The Carter administration has talked a great deal about tax reform - understandably, when you recall how much candidate Carter talked about it last year - and a bill under that label is promised this fall before the end of the congressional season. But the reform bill will be, in fact, the fourth Carter bill with major importance for taxation. The first three - energy, Social Security financing, and welfare reform - were not very tightly fitted to each other when they left the White House. But the longer Congress works on them, the more anomalies and collisions of purpose they contain.
As new Presidents occasionally do. Mr. Carter tends to overestimate the power of the office. That leads him to spend too much time on the preparation of his programs and not enough on what happens to them after he has sent them to the Capitol. Having an orderly and precise mind, Mr. Carter also likes to think in terms of intricate, comprehensive solutions. The Carter White House has shown itself very good at launching enormous amounts of highly complex legislation. But it doesn't seem to have any very effective way to follow that legislation thereafter, to see that all the parts continue to fit together as they move through Congress.
The energy taxes are in doubt, the tax-reform bill has yet to appear and the administration is currently also considering a tax cut to stimulate the economy. But amidst all that uncertainty, there is one thing that you can say with absolute certainty about your taxes; they will rise automatically next January, as the new Social Security rates take effect. Present law requires an increase of $9 billion a year. To keep the fund solvent Mr. Carter proposes raising its revenue a further $7 billion a year, and Congress will probably insist on collecting all of it through the traditional method, the highly regressive payroll tax. The forthcoming tax-reform bill is reported to contain an income-tax cut of about $20 billion. It's important to keep in mind that the first $16 billion or so of that cut would only offset the rise in Social Security taxes.

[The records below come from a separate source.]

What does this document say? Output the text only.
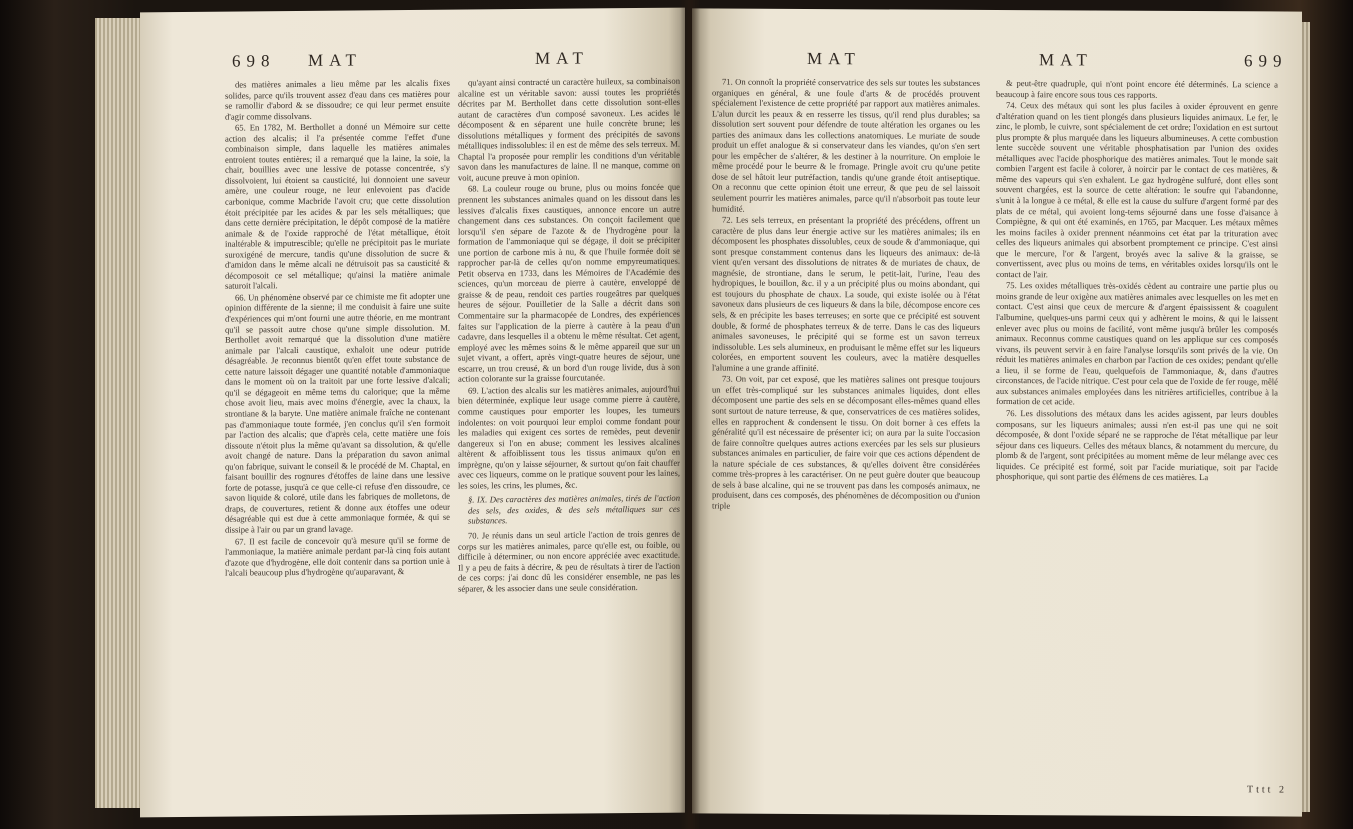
698 MAT	MAT

des matières animales a lieu même par les alcalis fixes solides, parce qu'ils trouvent assez d'eau dans ces matières pour se ramollir d'abord & se dissoudre; ce qui leur permet ensuite d'agir comme dissolvans.

65. En 1782, M. Berthollet a donné un Mémoire sur cette action des alcalis; il l'a présentée comme l'effet d'une combinaison simple, dans laquelle les matières animales entroient toutes entières; il a remarqué que la laine, la soie, la chair, bouillies avec une lessive de potasse concentrée, s'y dissolvoient, lui étoient sa causticité, lui donnoient une saveur amère, une couleur rouge, ne leur enlevoient pas d'acide carbonique, comme Macbride l'avoit cru; que cette dissolution étoit précipitée par les acides & par les sels métalliques; que dans cette dernière précipitation, le dépôt composé de la matière animale & de l'oxide rapproché de l'état métallique, étoit inaltérable & imputrescible; qu'elle ne précipitoit pas le muriate suroxigéné de mercure, tandis qu'une dissolution de sucre & d'amidon dans le même alcali ne détruisoit pas sa causticité & décomposoit ce sel métallique; qu'ainsi la matière animale saturoit l'alcali.

66. Un phénomène observé par ce chimiste me fit adopter une opinion différente de la sienne; il me conduisit à faire une suite d'expériences qui m'ont fourni une autre théorie, en me montrant qu'il se passoit autre chose qu'une simple dissolution. M. Berthollet avoit remarqué que la dissolution d'une matière animale par l'alcali caustique, exhaloit une odeur putride désagréable. Je reconnus bientôt qu'en effet toute substance de cette nature laissoit dégager une quantité notable d'ammoniaque dans le moment où on la traitoit par une forte lessive d'alcali; qu'il se dégageoit en même tems du calorique; que la même chose avoit lieu, mais avec moins d'énergie, avec la chaux, la strontiane & la baryte. Une matière animale fraîche ne contenant pas d'ammoniaque toute formée, j'en conclus qu'il s'en formoit par l'action des alcalis; que d'après cela, cette matière une fois dissoute n'étoit plus la même qu'avant sa dissolution, & qu'elle avoit changé de nature. Dans la préparation du savon animal qu'on fabrique, suivant le conseil & le procédé de M. Chaptal, en faisant bouillir des rognures d'étoffes de laine dans une lessive forte de potasse, jusqu'à ce que celle-ci refuse d'en dissoudre, ce savon liquide & coloré, utile dans les fabriques de molletons, de draps, de couvertures, retient & donne aux étoffes une odeur désagréable qui est due à cette ammoniaque formée, & qui se dissipe à l'air ou par un grand lavage.

67. Il est facile de concevoir qu'à mesure qu'il se forme de l'ammoniaque, la matière animale perdant par-là cinq fois autant d'azote que d'hydrogène, elle doit contenir dans sa portion unie à l'alcali beaucoup plus d'hydrogène qu'auparavant, &

qu'ayant ainsi contracté un caractère huileux, sa combinaison alcaline est un véritable savon: aussi toutes les propriétés décrites par M. Berthollet dans cette dissolution sont-elles autant de caractères d'un composé savoneux. Les acides le décomposent & en séparent une huile concrète brune; les dissolutions métalliques y forment des précipités de savons métalliques indissolubles: il en est de même des sels terreux. M. Chaptal l'a proposée pour remplir les conditions d'un véritable savon dans les manufactures de laine. Il ne manque, comme on voit, aucune preuve à mon opinion.

68. La couleur rouge ou brune, plus ou moins foncée que prennent les substances animales quand on les dissout dans les lessives d'alcalis fixes caustiques, annonce encore un autre changement dans ces substances. On conçoit facilement que lorsqu'il s'en sépare de l'azote & de l'hydrogène pour la formation de l'ammoniaque qui se dégage, il doit se précipiter une portion de carbone mis à nu, & que l'huile formée doit se rapprocher par-là de celles qu'on nomme empyreumatiques. Petit observa en 1733, dans les Mémoires de l'Académie des sciences, qu'un morceau de pierre à cautère, enveloppé de graisse & de peau, rendoit ces parties rougeâtres par quelques heures de séjour. Pouilletier de la Salle a décrit dans son Commentaire sur la pharmacopée de Londres, des expériences faites sur l'application de la pierre à cautère à la peau d'un cadavre, dans lesquelles il a obtenu le même résultat. Cet agent, employé avec les mêmes soins & le même appareil que sur un sujet vivant, a offert, après vingt-quatre heures de séjour, une escarre, un trou creusé, & un bord d'un rouge livide, dus à son action colorante sur la graisse fourcutanée.

69. L'action des alcalis sur les matières animales, aujourd'hui bien déterminée, explique leur usage comme pierre à cautère, comme caustiques pour emporter les loupes, les tumeurs indolentes: on voit pourquoi leur emploi comme fondant pour les maladies qui exigent ces sortes de remèdes, peut devenir dangereux si l'on en abuse; comment les lessives alcalines altèrent & affoiblissent tous les tissus animaux qu'on en imprègne, qu'on y laisse séjourner, & surtout qu'on fait chauffer avec ces liqueurs, comme on le pratique souvent pour les laines, les soies, les crins, les plumes, &c.

§. IX. Des caractères des matières animales, tirés de l'action des sels, des oxides, & des sels métalliques sur ces substances.

70. Je réunis dans un seul article l'action de trois genres de corps sur les matières animales, parce qu'elle est, ou foible, ou difficile à déterminer, ou non encore appréciée avec exactitude. Il y a peu de faits à décrire, & peu de résultats à tirer de l'action de ces corps: j'ai donc dû les considérer ensemble, ne pas les séparer, & les associer dans une seule considération.

MAT	MAT	699

71. On connoît la propriété conservatrice des sels sur toutes les substances organiques en général, & une foule d'arts & de procédés prouvent spécialement l'existence de cette propriété par rapport aux matières animales. L'alun durcit les peaux & en resserre les tissus, qu'il rend plus durables; sa dissolution sert souvent pour défendre de toute altération les organes ou les parties des animaux dans les collections anatomiques. Le muriate de soude produit un effet analogue & si conservateur dans les viandes, qu'on s'en sert pour les empêcher de s'altérer, & les destiner à la nourriture. On emploie le même procédé pour le beurre & le fromage. Pringle avoit cru qu'une petite dose de sel hâtoit leur putréfaction, tandis qu'une grande étoit antiseptique. On a reconnu que cette opinion étoit une erreur, & que peu de sel laissoit seulement pourrir les matières animales, parce qu'il n'absorboit pas toute leur humidité.

72. Les sels terreux, en présentant la propriété des précédens, offrent un caractère de plus dans leur énergie active sur les matières animales; ils en décomposent les phosphates dissolubles, ceux de soude & d'ammoniaque, qui sont presque constamment contenus dans les liqueurs des animaux: de-là vient qu'en versant des dissolutions de nitrates & de muriates de chaux, de magnésie, de strontiane, dans le serum, le petit-lait, l'urine, l'eau des hydropiques, le bouillon, &c. il y a un précipité plus ou moins abondant, qui est toujours du phosphate de chaux. La soude, qui existe isolée ou à l'état savoneux dans plusieurs de ces liqueurs & dans la bile, décompose encore ces sels, & en précipite les bases terreuses; en sorte que ce précipité est souvent double, & formé de phosphates terreux & de terre. Dans le cas des liqueurs animales savoneuses, le précipité qui se forme est un savon terreux indissoluble. Les sels alumineux, en produisant le même effet sur les liqueurs colorées, en emportent souvent les couleurs, avec la matière desquelles l'alumine a une grande affinité.

73. On voit, par cet exposé, que les matières salines ont presque toujours un effet très-compliqué sur les substances animales liquides, dont elles décomposent une partie des sels en se décomposant elles-mêmes quand elles sont surtout de nature terreuse, & que, conservatrices de ces matières solides, elles en rapprochent & condensent le tissu. On doit borner à ces effets la généralité qu'il est nécessaire de présenter ici; on aura par la suite l'occasion de faire connoître quelques autres actions exercées par les sels sur plusieurs substances animales en particulier, de faire voir que ces actions dépendent de la nature spéciale de ces substances, & qu'elles doivent être considérées comme très-propres à les caractériser. On ne peut guère douter que beaucoup de sels à base alcaline, qui ne se trouvent pas dans les composés animaux, ne produisent, dans ces composés, des phénomènes de décomposition ou d'union triple

& peut-être quadruple, qui n'ont point encore été déterminés. La science a beaucoup à faire encore sous tous ces rapports.

74. Ceux des métaux qui sont les plus faciles à oxider éprouvent en genre d'altération quand on les tient plongés dans plusieurs liquides animaux. Le fer, le zinc, le plomb, le cuivre, sont spécialement de cet ordre; l'oxidation en est surtout plus prompte & plus marquée dans les liqueurs albumineuses. A cette combustion lente succède souvent une véritable phosphatisation par l'union des oxides métalliques avec l'acide phosphorique des matières animales. Tout le monde sait combien l'argent est facile à colorer, à noircir par le contact de ces matières, & même des vapeurs qui s'en exhalent. Le gaz hydrogène sulfuré, dont elles sont souvent chargées, est la source de cette altération: le soufre qui l'abandonne, s'unit à la longue à ce métal, & elle est la cause du sulfure d'argent formé par des plats de ce métal, qui avoient long-tems séjourné dans une fosse d'aisance à Compiègne, & qui ont été examinés, en 1765, par Macquer. Les métaux mêmes les moins faciles à oxider prennent néanmoins cet état par la trituration avec celles des liqueurs animales qui absorbent promptement ce principe. C'est ainsi que le mercure, l'or & l'argent, broyés avec la salive & la graisse, se convertissent, avec plus ou moins de tems, en véritables oxides lorsqu'ils ont le contact de l'air.

75. Les oxides métalliques très-oxidés cèdent au contraire une partie plus ou moins grande de leur oxigène aux matières animales avec lesquelles on les met en contact. C'est ainsi que ceux de mercure & d'argent épaississent & coagulent l'albumine, quelques-uns parmi ceux qui y adhèrent le moins, & qui le laissent enlever avec plus ou moins de facilité, vont même jusqu'à brûler les composés animaux. Reconnus comme caustiques quand on les applique sur ces composés vivans, ils peuvent servir à en faire l'analyse lorsqu'ils sont privés de la vie. On réduit les matières animales en charbon par l'action de ces oxides; pendant qu'elle a lieu, il se forme de l'eau, quelquefois de l'ammoniaque, &, dans d'autres circonstances, de l'acide nitrique. C'est pour cela que de l'oxide de fer rouge, mêlé aux substances animales employées dans les nitrières artificielles, contribue à la formation de cet acide.

76. Les dissolutions des métaux dans les acides agissent, par leurs doubles composans, sur les liqueurs animales; aussi n'en est-il pas une qui ne soit décomposée, & dont l'oxide séparé ne se rapproche de l'état métallique par leur séjour dans ces liqueurs. Celles des métaux blancs, & notamment du mercure, du plomb & de l'argent, sont précipitées au moment même de leur mélange avec ces liquides. Ce précipité est formé, soit par l'acide muriatique, soit par l'acide phosphorique, qui sont partie des élémens de ces matières. La

Tttt 2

When the Carter administration talks about tax reform, it means income taxes. For all its faults, the income tax tries to follow a rule of fair treatment through all of its credits and deductions. There are no credits or deductions to the Social Security payroll tax. Everybody pays the same rate, on every dollar from the first he earns up to (currently) $16,500 a year. The income tax's earned-income credit is supposed to be a kind of compensation for the burden of the payroll tax on the people employed at very low wages. The Carter welfare bill would expand the earned-income credit, but mainly for people in the low-middle range - not the people at the bottom of the income ladder.
Mr. Carter's tax on crude oil is in trouble partly because the administration has never come clean on its plans for all that money. Last spring officials said that it might be used for welfare reform. Later the administration said that the oil-tax money might be used to pay for the income-tax cut in the tax-reform bill. If the new tax is paid by everyone who uses oil and rebated through income-tax cuts, that is a fair and reasonable mechanism. It hurts people who insist on using a lot of oil, and it benefits people who use less - which includes most of the poor. But there is now a looming possibility that Congress will rebate a very large proportion of that oil-tax money to oil producers. That would shift the national tax burden more heavily onto all consumers, rich and poor, to the benefit of the oil industry. Mr. Carter doesn't like that idea. But there are indications that he may accept something like it to get his energy legislation through the conference.
The case grows steadily stronger for deferring the tax-reform bill, rather than scrambling to fulfill a campaign promise with ill-considered legislation that Congress isn't going to act on unitl next year in any case. The administation already has more tax legislation in motion than it can manage. The immediate need is closer attention by the White House to effects of the present bills on American economic growth and the distribution of their burdens among taxpayers.